Self-Organisation and Self-Assembly in Aliphatic Based Liquid Crystals

Over the last decade LCDs have become the standard technology for mobile phones, PC monitors and televisions. Practically all of these devices are based on nematic LCs. However, the switching times of tens of milliseconds are still an issue for some video frame rate applications, particularly with future LCD-TVs expected to become more complex with the refresh rates moving towards the 200 - 400 Hz range, and applications developing from multiscreen to 3D displays. Projection devices are also set for sustained future growth, with picoprojectors fronting a new wave of applications for mobile projection devices. In particular, such devices will be incorporated into mobile telephones and PC tablets with the promised increase in bandwidth available for downloading video. Light projection will also extend to phase modulation and thus to volumetric imaging and moving holograms. For example, it was recently reported in the Sunday Times that USA scientists had developed switchable holographic devices to give Sci-Fi moving volumetric images. In the UK work on this concept was at a more advanced stage than it currently is in the USA, however, processing power and materials development were the main factors that held up progress. Since then processing power has more than doubled, but materials development has been restrained by the commercial requirements of large area flat-screen TVs.

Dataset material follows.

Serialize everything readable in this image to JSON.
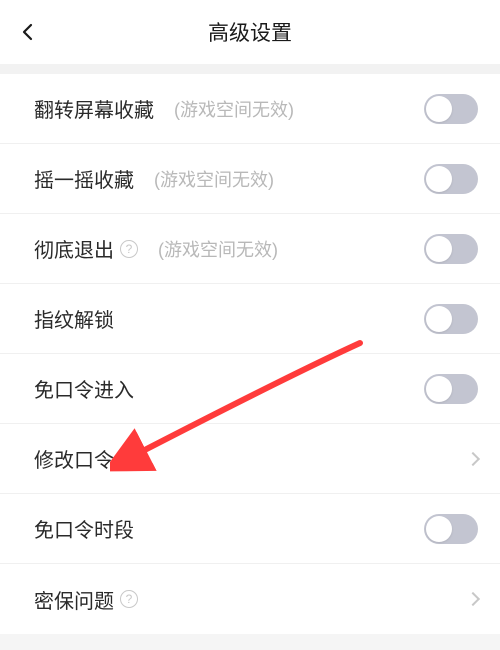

- For display and projection technologies to become realities there is a need for the development of faster switching liquid crystals.

Current light emissive or back-lit displays are not particularly acceptable for outdoor applications. Both LCD and OLED displays can be overpowered in bright daylight, and are difficult to read when used in mobile telephones. Trans-reflective modes in LCDs show some possible advantages, but they are difficult to manufacture, leaving the only possibility of increasing the intensity of the light source or using light scattering mode devices, eg the Amazon Kindle. However, the world is moving towards a paperless society, and, for example, with the advent of electronic books the demise of conventional paperback appears to be inevitable. One simple advantage of E-readers over books is that they will cut down on the weight of items carried by the travelling public, particularly for air travel. Furthermore, the reduced use of paper will have additional environmental benefits. However, daylight viewing is a necessity. Although electrophoretic displays offer the advantage of being light scattering devices, and so are easy to read in full daylight, they are slow and cannot offer video-frame rate responses, and they are monochrome and do not provide colour switching.

- For outdoor electronic displays to become everyday realities there is a need for the development of new device concepts. One possibility is via the light scattering modes provided by smectic liquid crystals.

The major restraints on the developments of these technologies lies at the heart of the design and nature of the materials that provide the switching or phase modulation of the light.

In this proposal we aim to use the technique of nanophase segregation of the inter-molecular interactions in the chemical design of responsive materials in order to provide self-assembled systems with faster switching coupled with a possibility for providing superior light scattering properties.

The outcomes of the science of this programme will be the creation of new design and synthesis pathways to ferroelectric and polar smectic liquid crystals. The design features will provide new insights into self-organisation and self-assembly processes in condensed fluids, which will be of interest to chemists, physicists, engineers and theoreticians alike. It is also intended that the work will lead to the creation of new materials and eventually to new light scattering displays for use out doors, and to low refractive index liquid crystal on silicon wafers for use in light projection devices. The potential applications of the research will be of interest to UK spin out companies Kingston Chemicals and Forth Dimension Displays, and the Chinese Company Halation Photonics.

Academic Impact:

Publications: Publications will be sought through the normal channels in high-impact scientific journals and scientific conferences and symposia. With respect to oral/poster dissemination, we intend to disseminate our academic work at the biennial International Liquid Crystal Conference and the annual national British Liquid Crystal Society conference. In addition, we also intend to develop our web site to promote the results of our work.

Transfer of Knowledge to Other Disciplines: The materials produced will be of considerable interest to physicists and engineers, eg Professor Gleeson and Dr Dierking at the Department of Physics Manchester University, Professor Vij of the Engineering Department, Trinity College, Dublin, and Dr Chu and Dr Wilkinson at the CAPE Centre of the University of Cambridge. In addition the results of the work will be of interest to academics involved in theory and computer simulations such as Professor Wilson at Durham University and Professor Osipov at Strathclyde.

Industrial and Commercial Impact:

Intellectual Property: We intend to ensure that where intellectual property rights (IPR) are identified, decisions on patents will be progressed via meetings with the University's Research and Innovation Office (RIO). Pathways to exploitation will take the three possible routes, (i) patent protection, (ii) technology transfer and potential licensing to another party, and (iii) consideration of developing spin-off activities.

Dissemination to External Parties: We will investigate opportunities to communicate with the industrial base via business facing journals and trade magazines. We will also present our work via oral and poster presentations at conferences where there is an opportunity to interface with potential industrial partners, for example the Society of Information Display (SID), the Society for Photooptical and Instrument Engineers (SPIE), and the Materials Research Society Conference (MRS).

Industrial Networking: Working with York RIO, we will undertake a programme of industrial engagement. There are a number of companies that would be interested in the work, for example, Kingston Chemicals (UK), Forth Dimension Displays (UK), Dainippon Ink (Japan), Halation (China) and Micron Technologies (USA). We have links with a number of these companies, but obviously Kingston in the UK would be our preferred partner for examining the possibilities of technology transfer with. The company is active in the commercialisation of ferroelectric liquid crystals and is in collaboration with Micron Technologies, exporting high value materials to Micron on a relatively regular basis.